The human brain, especially the part of our brain called the neo-cortex, possesses an incredible property called plasticity. Neuroplasticity refers to the property of the brain to literally realign itself, structurally, to adjust to the demands being put on it; i.e. it essentially rewires itself, constantly, to better adapt to our lifestyles and the tasks we assign to it. It is because of this property that we are able to learn languages, play instruments or get progressively better at any skill. However, much as this property confers immense benefits on us, both as individuals and as a species, it is a double-edged sword. The brain does not discriminate between positive and negative behavioural patterns; It just constantly adapts and re-structures itself to get better and more efficient at reproducing habitual patterns of thought, emotion and behaviour. Therefore, the more negative emotions we experience, the more readily our brain conjures these negative responses. In simpler terms, the more a person is anxious or stressed, the better their brain gets at being anxious and stressed. Understanding this vicious loop is absolutely vital to being able to appreciate the full extent of the problem that mental health issues pose to caregivers, family members and medical practitioners worldwide.

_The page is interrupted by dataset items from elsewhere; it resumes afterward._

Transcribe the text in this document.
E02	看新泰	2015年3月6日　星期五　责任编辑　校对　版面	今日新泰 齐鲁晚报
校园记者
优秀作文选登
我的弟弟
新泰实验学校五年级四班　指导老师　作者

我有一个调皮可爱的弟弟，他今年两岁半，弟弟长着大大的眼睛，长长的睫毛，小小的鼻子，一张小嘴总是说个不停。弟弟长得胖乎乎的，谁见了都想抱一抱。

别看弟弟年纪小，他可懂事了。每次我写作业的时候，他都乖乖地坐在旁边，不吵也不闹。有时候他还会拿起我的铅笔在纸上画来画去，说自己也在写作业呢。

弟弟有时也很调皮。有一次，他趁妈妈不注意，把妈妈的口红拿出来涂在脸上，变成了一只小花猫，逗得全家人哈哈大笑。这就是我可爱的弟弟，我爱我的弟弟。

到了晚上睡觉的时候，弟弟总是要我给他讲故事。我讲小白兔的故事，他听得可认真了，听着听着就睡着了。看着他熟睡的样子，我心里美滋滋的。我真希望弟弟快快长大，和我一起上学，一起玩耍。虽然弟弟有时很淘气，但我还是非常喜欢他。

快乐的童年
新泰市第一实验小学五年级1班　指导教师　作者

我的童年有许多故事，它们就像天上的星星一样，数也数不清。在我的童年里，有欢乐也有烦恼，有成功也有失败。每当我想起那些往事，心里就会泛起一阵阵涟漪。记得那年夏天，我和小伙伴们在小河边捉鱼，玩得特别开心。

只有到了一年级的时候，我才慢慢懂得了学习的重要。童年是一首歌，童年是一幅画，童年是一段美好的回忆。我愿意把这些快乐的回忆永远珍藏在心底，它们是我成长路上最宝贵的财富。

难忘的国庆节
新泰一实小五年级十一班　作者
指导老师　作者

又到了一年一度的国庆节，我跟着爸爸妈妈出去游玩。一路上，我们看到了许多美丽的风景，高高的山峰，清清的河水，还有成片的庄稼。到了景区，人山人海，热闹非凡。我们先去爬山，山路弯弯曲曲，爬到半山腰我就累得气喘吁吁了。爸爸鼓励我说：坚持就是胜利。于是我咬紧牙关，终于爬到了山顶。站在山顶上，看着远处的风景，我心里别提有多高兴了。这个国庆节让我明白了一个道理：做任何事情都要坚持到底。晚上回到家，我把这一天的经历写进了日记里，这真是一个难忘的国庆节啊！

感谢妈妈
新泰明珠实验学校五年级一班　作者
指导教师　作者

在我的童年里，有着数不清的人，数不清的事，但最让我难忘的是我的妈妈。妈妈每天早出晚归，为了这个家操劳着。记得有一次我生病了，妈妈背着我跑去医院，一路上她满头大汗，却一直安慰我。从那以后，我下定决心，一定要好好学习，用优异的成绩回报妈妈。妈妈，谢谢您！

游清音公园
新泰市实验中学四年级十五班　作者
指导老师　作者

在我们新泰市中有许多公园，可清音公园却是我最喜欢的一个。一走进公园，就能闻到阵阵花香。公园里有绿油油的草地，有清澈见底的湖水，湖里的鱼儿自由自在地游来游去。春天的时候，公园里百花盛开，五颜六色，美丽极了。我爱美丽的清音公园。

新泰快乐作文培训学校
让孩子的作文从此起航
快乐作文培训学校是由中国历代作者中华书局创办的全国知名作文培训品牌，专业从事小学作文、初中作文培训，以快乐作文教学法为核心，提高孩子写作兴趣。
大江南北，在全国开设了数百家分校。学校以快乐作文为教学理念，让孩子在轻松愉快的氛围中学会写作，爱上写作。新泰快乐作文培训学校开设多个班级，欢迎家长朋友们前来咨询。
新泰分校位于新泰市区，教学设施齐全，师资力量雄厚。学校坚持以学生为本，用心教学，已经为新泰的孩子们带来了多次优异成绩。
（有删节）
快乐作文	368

Higher levels of stress are being reported worldwide. A previously unseen proportion of anxiety and depressive disorders are being recorded today. A measure of contemplation, calmness and just good old slowing down seems to be in order for us, as a society. We are also faced with a pressing need to face ourselves, both as a collective unit and as individuals, and ask ourselves what the truly important things are in life. We might be more industrially capable than ever before, but at what cost? Are conveniences, gizmos and distractions worth our inner peace and stability? These questions might seem cheesy and banal, but this sorry state of affairs is only getting worse. Nevertheless, there is probably need to get quite so grim, after all; Now more than ever, people in distress have access to a whole lot of material and guidance through the internet. Be it Eastern breathing techniques or hands-on yoga training, it can all be accessed through a few clicks, right from your bedroom. However, it would be very naive of us to be complacent and dismiss the issue of stress and anxiety. It might not be far fetched at all to assume that this stress epidemic is only going to get worse in the near future, if we don’t collectively learn to take a breather.